After that long, refreshing pause I continue up the road, which has been overtaken by an exuberant growth of oaks. With little room to spare I wiggle around several big puddles. From here I can peer down on the Brumley drainage from whence I just came and look up at the spectacular alpine presence of Mount Tukuhnikivatz and Tuk No flanked expansively in the foothills by the full blown autumnal plumage of oaks and aspens.
At the crest there’s a road on the left that is not on the map. Now, curiosity overtakes me and I embark on a mission to discover where it goes. Immediately, an easy to open gate is followed by an uphill grind on a rubbly rock road. Determinedly I keep trudging along through a land dominated mainly by pinyons, wondering all the while, where can I possibly be going?

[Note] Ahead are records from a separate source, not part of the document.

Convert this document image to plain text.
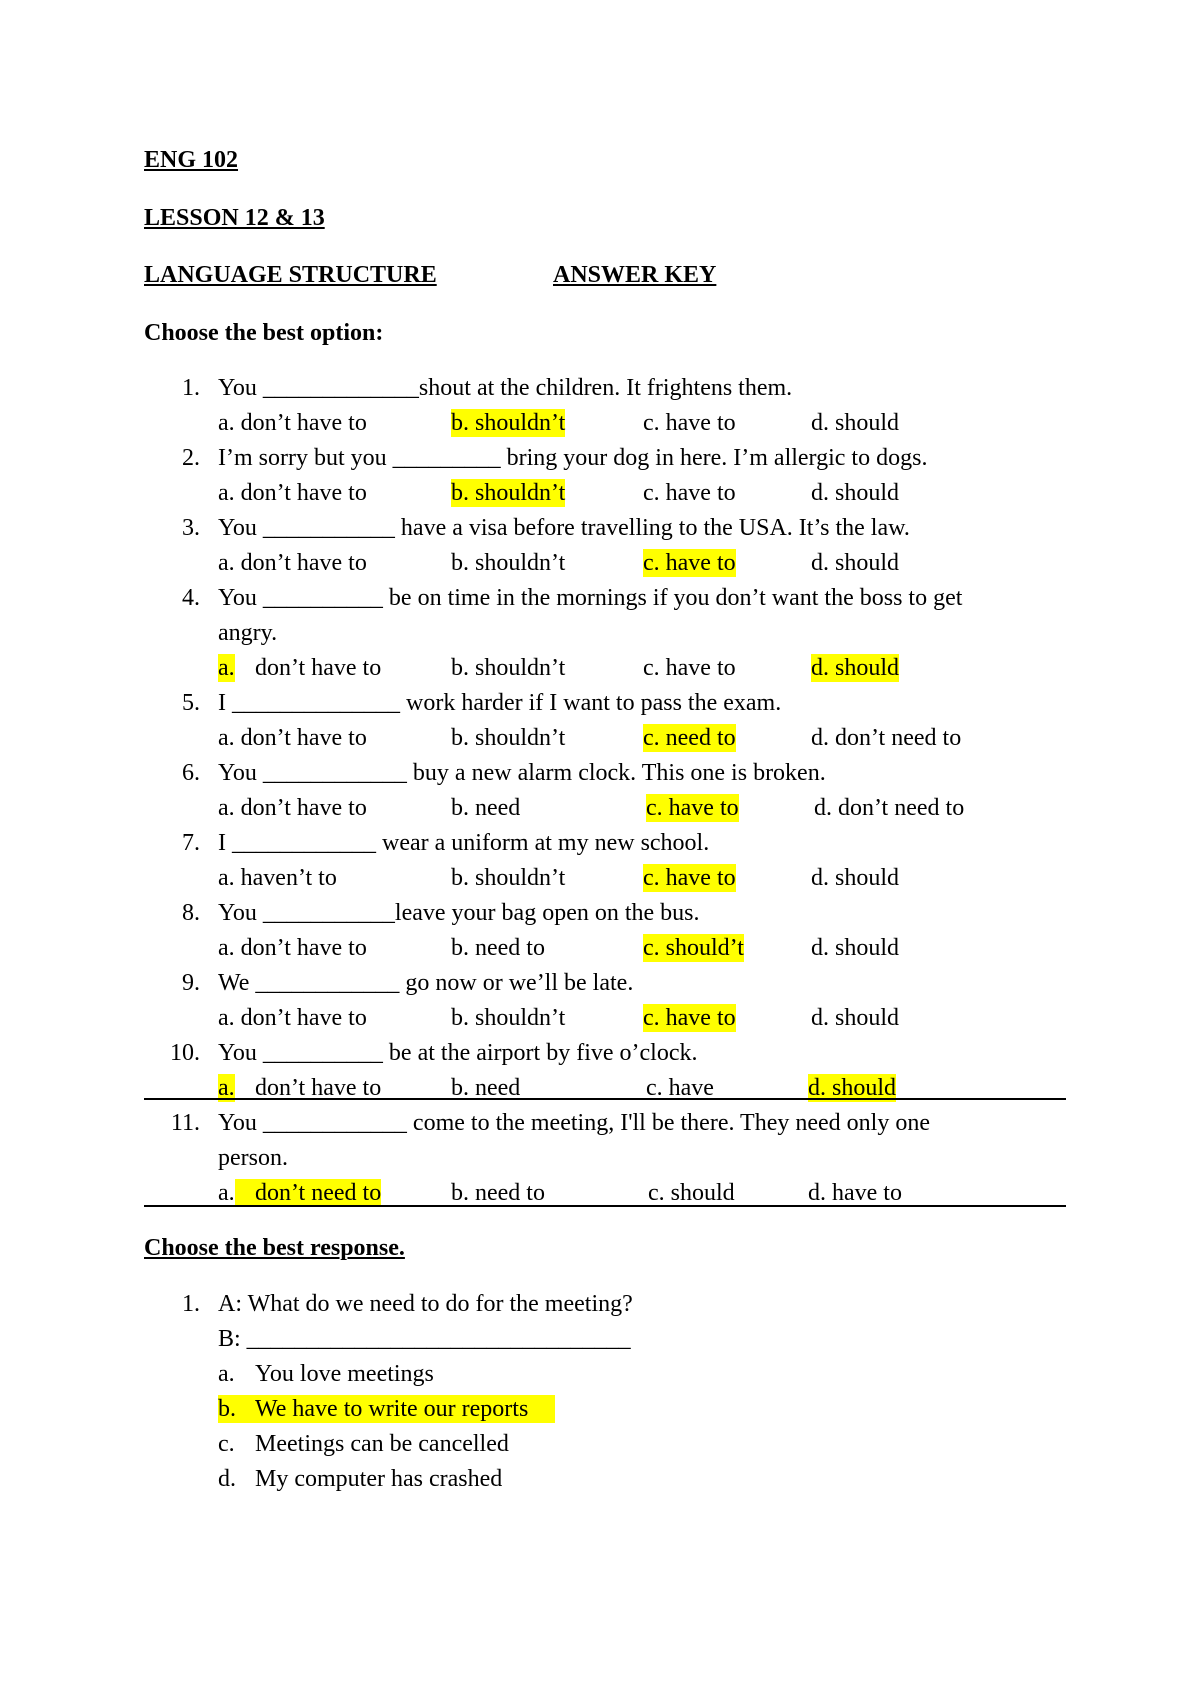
ENG 102
LESSON 12 & 13
LANGUAGE STRUCTURE	ANSWER KEY
Choose the best option:
1. You _____________shout at the children. It frightens them.
a. don’t have to	b. shouldn’t	c. have to	d. should
2. I’m sorry but you _________ bring your dog in here. I’m allergic to dogs.
a. don’t have to	b. shouldn’t	c. have to	d. should
3. You ___________ have a visa before travelling to the USA. It’s the law.
a. don’t have to	b. shouldn’t	c. have to	d. should
4. You __________ be on time in the mornings if you don’t want the boss to get
angry.
a. don’t have to	b. shouldn’t	c. have to	d. should
5. I ______________ work harder if I want to pass the exam.
a. don’t have to	b. shouldn’t	c. need to	d. don’t need to
6. You ____________ buy a new alarm clock. This one is broken.
a. don’t have to	b. need	c. have to	d. don’t need to
7. I ____________ wear a uniform at my new school.
a. haven’t to	b. shouldn’t	c. have to	d. should
8. You ___________leave your bag open on the bus.
a. don’t have to	b. need to	c. should’t	d. should
9. We ____________ go now or we’ll be late.
a. don’t have to	b. shouldn’t	c. have to	d. should
10. You __________ be at the airport by five o’clock.
a. don’t have to	b. need	c. have	d. should
11. You ____________ come to the meeting, I'll be there. They need only one
person.
a. don’t need to	b. need to	c. should	d. have to
Choose the best response.
1. A: What do we need to do for the meeting?
B: ________________________________
a. You love meetings
b. We have to write our reports
c. Meetings can be cancelled
d. My computer has crashed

Eventually the pinyons peter out and ensconced in a solid grove of oaks, I hear the haunting bugle of an elk! When the road suddenly disappears in a scooped out meadow, I can’t resist the urge to proceed a little further to an enticing grove of glowing aspens. Upon reaching them, there at an elevation of 9,000 feet, I am immensely surprised to be standing on the Squaw Springs Trail! Wow! From start to finish I’ve gained a whopping 2,000 feet in elevation - no wonder I’m feeling so breathless! But it’s all been worthwhile - now I know where this uncharted road goes!